Je suis médecin et je suis constamment surpris des barrières à l’accès au système hospitalier public


« Je suis vraiment désolé de vous déranger, mais je ne sais pas vers qui me tourner. »

Je reconnais immédiatement la voix d’une vieille connaissance. Ne la connaissant que comme une voix calme et mélodieuse, je suis surpris. Son mari, généralement en bonne santé, a reçu un diagnostic de cancer. Passant d’un médecin à l’autre pendant un certain temps, on leur a dit de voir un oncologue. Comment trouver un oncologue ? Les hôpitaux privés sont-ils meilleurs que publics ?

Qu’est-ce que tout cela signifie?

Il peut sentir les masses tumorales grossir de jour en jour, mais elles sont toujours dans un vide d’information.

Du peu que j’entends, je conclus que l’homme a besoin d’un hématologue, et il en a besoin d’un rapidement. Je lui dis que l’hôpital public dans leur arrière-cour métaphorique devrait être leur premier choix, n’importe lequel de ses médecins peut le référer et l’hôpital fera le reste.

Si seulement c’était si facile. L’hôpital n’acceptera même pas un appel sans référence. Les médecins sont occupés ou incertains quant aux prochaines étapes. La panique de la famille monte. Si le simple effort d’accès est si onéreux, demandent-ils, qu’est-ce qui nous attend?

Conseiller « tout ira bien » semble malhonnête et être un spectateur bien informé se sent mal, alors je lui dis de me laisser faire. Entre deux visites, j’appelle mon hématologue de référence. Nous sommes amis dans ce sens terriblement lâche exacerbé par la pandémie. On se « voit » sur Zoom mais il ne fait aucun doute que la confiance mutuelle m’assure que si je le demande, il m’aidera.

On est lundi matin : bien sûr, je l’interromps. Mais il valide mon inquiétude, disant que de tels diagnostics ne peuvent pas attendre que les documents soient déposés. Triomphant, je dis que l’aide familiale est en route, mais leurs nerfs (et les miens) sont à vif lorsqu’un cabinet privé leur souhaite ostensiblement « bonne chance pour devenir publique ».
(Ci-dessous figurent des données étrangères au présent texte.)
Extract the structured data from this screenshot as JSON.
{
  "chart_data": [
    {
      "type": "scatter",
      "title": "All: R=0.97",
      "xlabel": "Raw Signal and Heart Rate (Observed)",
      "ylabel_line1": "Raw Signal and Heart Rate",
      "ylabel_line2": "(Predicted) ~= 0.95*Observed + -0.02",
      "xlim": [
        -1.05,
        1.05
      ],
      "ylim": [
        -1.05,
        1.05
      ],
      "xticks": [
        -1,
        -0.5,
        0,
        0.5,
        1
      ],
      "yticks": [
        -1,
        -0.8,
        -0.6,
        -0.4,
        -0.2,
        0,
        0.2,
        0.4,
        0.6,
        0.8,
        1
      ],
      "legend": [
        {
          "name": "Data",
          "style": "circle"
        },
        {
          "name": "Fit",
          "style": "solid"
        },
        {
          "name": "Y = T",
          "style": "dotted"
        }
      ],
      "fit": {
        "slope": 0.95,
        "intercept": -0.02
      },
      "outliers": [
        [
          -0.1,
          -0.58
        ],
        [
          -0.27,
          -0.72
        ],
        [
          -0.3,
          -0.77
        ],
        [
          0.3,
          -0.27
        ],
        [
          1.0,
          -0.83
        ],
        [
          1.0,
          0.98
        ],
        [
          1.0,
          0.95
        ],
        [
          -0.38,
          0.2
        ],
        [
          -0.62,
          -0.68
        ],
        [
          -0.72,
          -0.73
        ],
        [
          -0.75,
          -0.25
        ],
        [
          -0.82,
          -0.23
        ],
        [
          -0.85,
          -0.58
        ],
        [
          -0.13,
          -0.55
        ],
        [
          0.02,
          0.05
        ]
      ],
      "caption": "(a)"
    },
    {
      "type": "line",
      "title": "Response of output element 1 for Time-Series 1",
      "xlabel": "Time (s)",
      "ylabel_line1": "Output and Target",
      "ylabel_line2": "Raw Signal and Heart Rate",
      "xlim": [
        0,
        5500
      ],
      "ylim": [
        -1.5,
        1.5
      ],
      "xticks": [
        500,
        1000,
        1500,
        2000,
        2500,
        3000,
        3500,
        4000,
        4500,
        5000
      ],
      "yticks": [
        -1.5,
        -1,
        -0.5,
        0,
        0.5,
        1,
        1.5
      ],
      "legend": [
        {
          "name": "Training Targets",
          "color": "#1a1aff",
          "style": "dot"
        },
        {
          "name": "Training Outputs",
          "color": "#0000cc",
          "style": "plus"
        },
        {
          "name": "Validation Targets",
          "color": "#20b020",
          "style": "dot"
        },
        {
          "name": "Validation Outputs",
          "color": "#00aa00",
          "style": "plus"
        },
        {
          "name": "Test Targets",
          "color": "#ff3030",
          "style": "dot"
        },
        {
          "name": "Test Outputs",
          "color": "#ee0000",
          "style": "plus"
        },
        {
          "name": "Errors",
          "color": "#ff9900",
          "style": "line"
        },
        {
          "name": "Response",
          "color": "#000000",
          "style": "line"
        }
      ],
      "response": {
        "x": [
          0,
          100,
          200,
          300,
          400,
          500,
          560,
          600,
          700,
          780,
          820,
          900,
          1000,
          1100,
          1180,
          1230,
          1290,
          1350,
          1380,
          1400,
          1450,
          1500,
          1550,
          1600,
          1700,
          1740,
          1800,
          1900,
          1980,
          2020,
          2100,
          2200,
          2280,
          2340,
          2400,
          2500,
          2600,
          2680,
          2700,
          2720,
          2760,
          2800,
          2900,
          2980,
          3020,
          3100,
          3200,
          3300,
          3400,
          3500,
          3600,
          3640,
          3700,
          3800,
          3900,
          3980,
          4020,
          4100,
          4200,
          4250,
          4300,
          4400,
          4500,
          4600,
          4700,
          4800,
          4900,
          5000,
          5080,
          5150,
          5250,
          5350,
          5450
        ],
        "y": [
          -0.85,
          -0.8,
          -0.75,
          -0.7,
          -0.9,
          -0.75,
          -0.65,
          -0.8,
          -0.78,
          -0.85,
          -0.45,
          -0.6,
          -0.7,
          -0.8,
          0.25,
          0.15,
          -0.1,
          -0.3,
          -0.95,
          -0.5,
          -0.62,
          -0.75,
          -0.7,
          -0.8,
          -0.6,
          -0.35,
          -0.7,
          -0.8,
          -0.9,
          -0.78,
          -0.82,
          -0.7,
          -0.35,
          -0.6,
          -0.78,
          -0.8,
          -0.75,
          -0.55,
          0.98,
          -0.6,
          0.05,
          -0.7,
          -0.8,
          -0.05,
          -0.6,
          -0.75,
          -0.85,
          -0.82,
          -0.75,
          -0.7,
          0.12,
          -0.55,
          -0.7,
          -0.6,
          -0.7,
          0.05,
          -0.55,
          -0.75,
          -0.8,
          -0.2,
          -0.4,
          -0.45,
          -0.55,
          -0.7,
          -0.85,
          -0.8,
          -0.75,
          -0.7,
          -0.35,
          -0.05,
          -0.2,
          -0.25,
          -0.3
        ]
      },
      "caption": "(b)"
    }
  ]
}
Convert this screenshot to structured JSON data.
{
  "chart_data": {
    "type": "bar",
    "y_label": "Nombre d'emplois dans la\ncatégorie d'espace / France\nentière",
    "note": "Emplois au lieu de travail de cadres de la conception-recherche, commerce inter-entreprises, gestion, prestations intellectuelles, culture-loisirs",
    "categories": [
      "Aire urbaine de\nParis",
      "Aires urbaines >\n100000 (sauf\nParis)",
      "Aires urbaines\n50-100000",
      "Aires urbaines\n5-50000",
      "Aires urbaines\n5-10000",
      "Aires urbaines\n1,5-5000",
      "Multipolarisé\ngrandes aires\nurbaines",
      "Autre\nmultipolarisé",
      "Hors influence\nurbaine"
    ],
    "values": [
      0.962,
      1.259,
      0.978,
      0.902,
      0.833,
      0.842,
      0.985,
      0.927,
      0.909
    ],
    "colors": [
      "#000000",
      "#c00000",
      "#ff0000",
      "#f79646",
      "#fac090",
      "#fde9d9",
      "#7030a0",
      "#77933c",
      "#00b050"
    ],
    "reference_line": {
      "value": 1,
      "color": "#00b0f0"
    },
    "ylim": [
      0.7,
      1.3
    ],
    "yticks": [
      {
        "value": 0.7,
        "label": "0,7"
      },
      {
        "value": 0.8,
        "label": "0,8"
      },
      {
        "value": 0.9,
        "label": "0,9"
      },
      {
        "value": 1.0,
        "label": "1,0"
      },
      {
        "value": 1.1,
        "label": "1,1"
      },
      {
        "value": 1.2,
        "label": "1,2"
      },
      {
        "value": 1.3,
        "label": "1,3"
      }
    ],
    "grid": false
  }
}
Mais l’hôpital public tient ses promesses. Cette semaine-là, le patient reçoit sa première chimiothérapie et voit ses grosseurs rétrécir. Le modeste hématologue dit qu’il ne faisait que son travail mais nous savons tous les deux que son intervention personnelle a sauvé un étranger du mal.

Week-end en Australie

Chaque semaine, je rencontre des patients qui font confiance au système hospitalier public – comme il se doit. Une fois qu’ils sont entrés, le traitement est généralement excellent, mais je suis constamment surpris par les obstacles à l’accès. Des voies de référence peu claires, des documents incomplets, des dossiers égarés, des retards administratifs et une communication interrompue sont des événements courants – et s’il est courant de blâmer la pandémie pour tout, ce n’est pas un problème nouveau.
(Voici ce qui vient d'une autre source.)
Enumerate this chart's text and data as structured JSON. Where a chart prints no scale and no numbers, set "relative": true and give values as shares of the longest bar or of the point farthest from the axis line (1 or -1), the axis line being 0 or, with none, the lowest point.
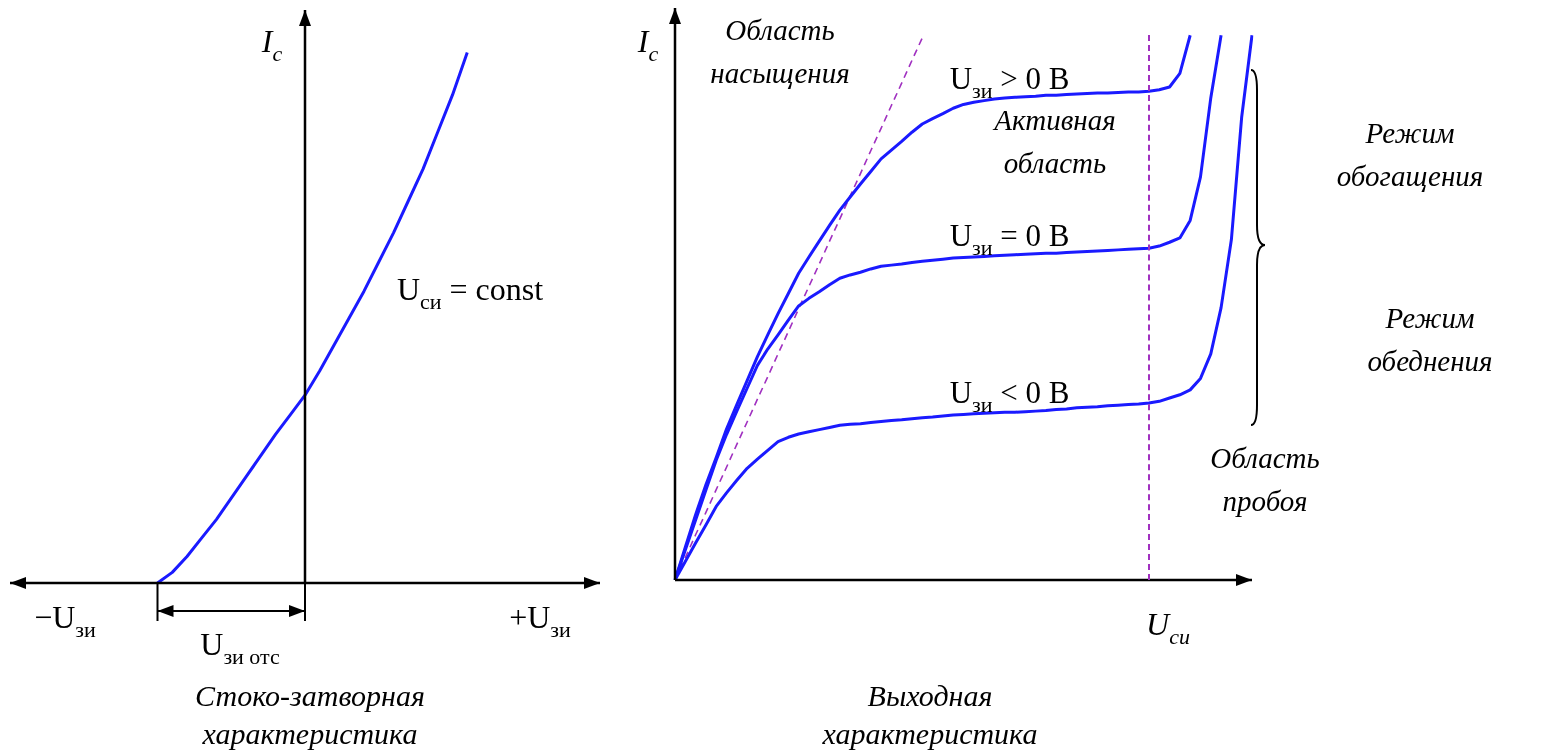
{
  "chart_data": [
    {
      "type": "line",
      "relative": true,
      "tick_labels": false,
      "marker": "none",
      "ylabel": "I$_{с}$",
      "title": "Стоко-затворная характеристика",
      "annotations": [
        "−U$_{зи}$",
        "+U$_{зи}$",
        "U$_{зи отс}$",
        "U$_{си}$ = const"
      ],
      "categories": [
        null,
        null,
        null,
        null,
        null,
        null,
        null,
        null,
        null,
        null,
        null,
        null,
        null,
        null,
        null,
        null,
        null,
        null,
        null,
        null,
        null,
        null,
        null,
        null,
        null,
        null,
        null,
        null,
        null,
        null,
        null,
        null,
        null,
        null,
        null,
        null,
        null,
        null,
        null,
        null,
        null
      ],
      "series": [
        {
          "color": "#1a1aff",
          "values": [
            null,
            null,
            null,
            null,
            null,
            null,
            null,
            null,
            null,
            null,
            0,
            0.02,
            0.05,
            0.085,
            0.12,
            0.16,
            0.2,
            0.24,
            0.28,
            0.317,
            0.354,
            0.4,
            0.45,
            0.5,
            0.55,
            0.605,
            0.66,
            0.72,
            0.78,
            0.85,
            0.92,
            1.0,
            null,
            null,
            null,
            null,
            null,
            null,
            null,
            null,
            null
          ]
        }
      ]
    },
    {
      "type": "line",
      "relative": true,
      "tick_labels": false,
      "marker": "none",
      "ylabel": "I$_{с}$",
      "xlabel": "U$_{си}$",
      "title": "Выходная характеристика",
      "annotations": [
        "Область насыщения",
        "Активная область",
        "Область пробоя",
        "Режим обогащения",
        "Режим обеднения"
      ],
      "categories": [
        null,
        null,
        null,
        null,
        null,
        null,
        null,
        null,
        null,
        null,
        null,
        null,
        null,
        null,
        null,
        null,
        null,
        null,
        null,
        null,
        null,
        null,
        null,
        null,
        null,
        null,
        null,
        null,
        null,
        null,
        null,
        null,
        null,
        null,
        null,
        null,
        null,
        null,
        null,
        null,
        null,
        null,
        null,
        null,
        null,
        null,
        null,
        null,
        null,
        null,
        null,
        null,
        null,
        null,
        null,
        null,
        null
      ],
      "series": [
        {
          "name": "U$_{зи}$ > 0 В",
          "color": "#1a1aff",
          "values": [
            0,
            0.06,
            0.12,
            0.175,
            0.225,
            0.277,
            0.322,
            0.366,
            0.41,
            0.45,
            0.489,
            0.526,
            0.563,
            0.593,
            0.622,
            0.651,
            0.679,
            0.703,
            0.727,
            0.75,
            0.773,
            0.789,
            0.805,
            0.822,
            0.837,
            0.847,
            0.856,
            0.866,
            0.873,
            0.877,
            0.88,
            0.883,
            0.885,
            0.886,
            0.887,
            0.888,
            0.89,
            0.89,
            0.891,
            0.892,
            0.893,
            0.894,
            0.894,
            0.895,
            0.896,
            0.896,
            0.897,
            0.9,
            0.905,
            0.93,
            1.0,
            null,
            null,
            null,
            null,
            null,
            null
          ]
        },
        {
          "name": "U$_{зи}$ = 0 В",
          "color": "#1a1aff",
          "values": [
            0,
            0.055,
            0.11,
            0.165,
            0.22,
            0.267,
            0.31,
            0.352,
            0.394,
            0.424,
            0.45,
            0.477,
            0.503,
            0.517,
            0.529,
            0.542,
            0.554,
            0.56,
            0.565,
            0.571,
            0.576,
            0.578,
            0.58,
            0.583,
            0.585,
            0.587,
            0.589,
            0.591,
            0.592,
            0.593,
            0.594,
            0.595,
            0.596,
            0.597,
            0.598,
            0.599,
            0.6,
            0.6,
            0.601,
            0.602,
            0.603,
            0.604,
            0.605,
            0.606,
            0.607,
            0.608,
            0.609,
            0.613,
            0.62,
            0.628,
            0.66,
            0.74,
            0.885,
            1.0,
            null,
            null,
            null
          ]
        },
        {
          "name": "U$_{зи}$ < 0 В",
          "color": "#1a1aff",
          "values": [
            0,
            0.034,
            0.068,
            0.101,
            0.135,
            0.16,
            0.183,
            0.205,
            0.222,
            0.238,
            0.254,
            0.262,
            0.268,
            0.272,
            0.276,
            0.28,
            0.284,
            0.286,
            0.287,
            0.289,
            0.291,
            0.293,
            0.294,
            0.296,
            0.298,
            0.299,
            0.301,
            0.303,
            0.304,
            0.305,
            0.306,
            0.307,
            0.308,
            0.308,
            0.309,
            0.31,
            0.311,
            0.313,
            0.314,
            0.316,
            0.317,
            0.318,
            0.32,
            0.321,
            0.322,
            0.323,
            0.325,
            0.328,
            0.334,
            0.34,
            0.349,
            0.37,
            0.415,
            0.5,
            0.625,
            0.85,
            1.0
          ]
        },
        {
          "color": "#a030c0",
          "line_style": "dashed",
          "values": [
            0,
            0.041,
            0.083,
            0.124,
            0.166,
            0.207,
            0.249,
            0.29,
            0.332,
            0.373,
            0.415,
            0.456,
            0.498,
            0.539,
            0.58,
            0.622,
            0.663,
            0.705,
            0.746,
            0.788,
            0.829,
            0.871,
            0.912,
            0.954,
            0.995,
            null,
            null,
            null,
            null,
            null,
            null,
            null,
            null,
            null,
            null,
            null,
            null,
            null,
            null,
            null,
            null,
            null,
            null,
            null,
            null,
            null,
            null,
            null,
            null,
            null,
            null,
            null,
            null,
            null,
            null,
            null,
            null
          ]
        }
      ]
    }
  ]
}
Les soins hospitaliers sont progressivement devenus fragmentaires; maintenant, il y a encore plus de pression sur les patients pour qu’ils s’aident eux-mêmes. Dans ce mélange malsain, une touche de plaidoyer d’un professionnel va un long chemin.

Récemment, un patient atteint d’une lésion cérébrale acquise a éclaté en sanglots à l’annonce d’une mauvaise nouvelle. Je n’allais pas le faire attendre un mois pour connaître l’étendue de son cancer, alors j’ai trouvé un radiologue, j’ai attendu 20 minutes et lui ai expliqué l’urgence. Il a eu son test, mais ça m’a fait penser aux autres qui attendent.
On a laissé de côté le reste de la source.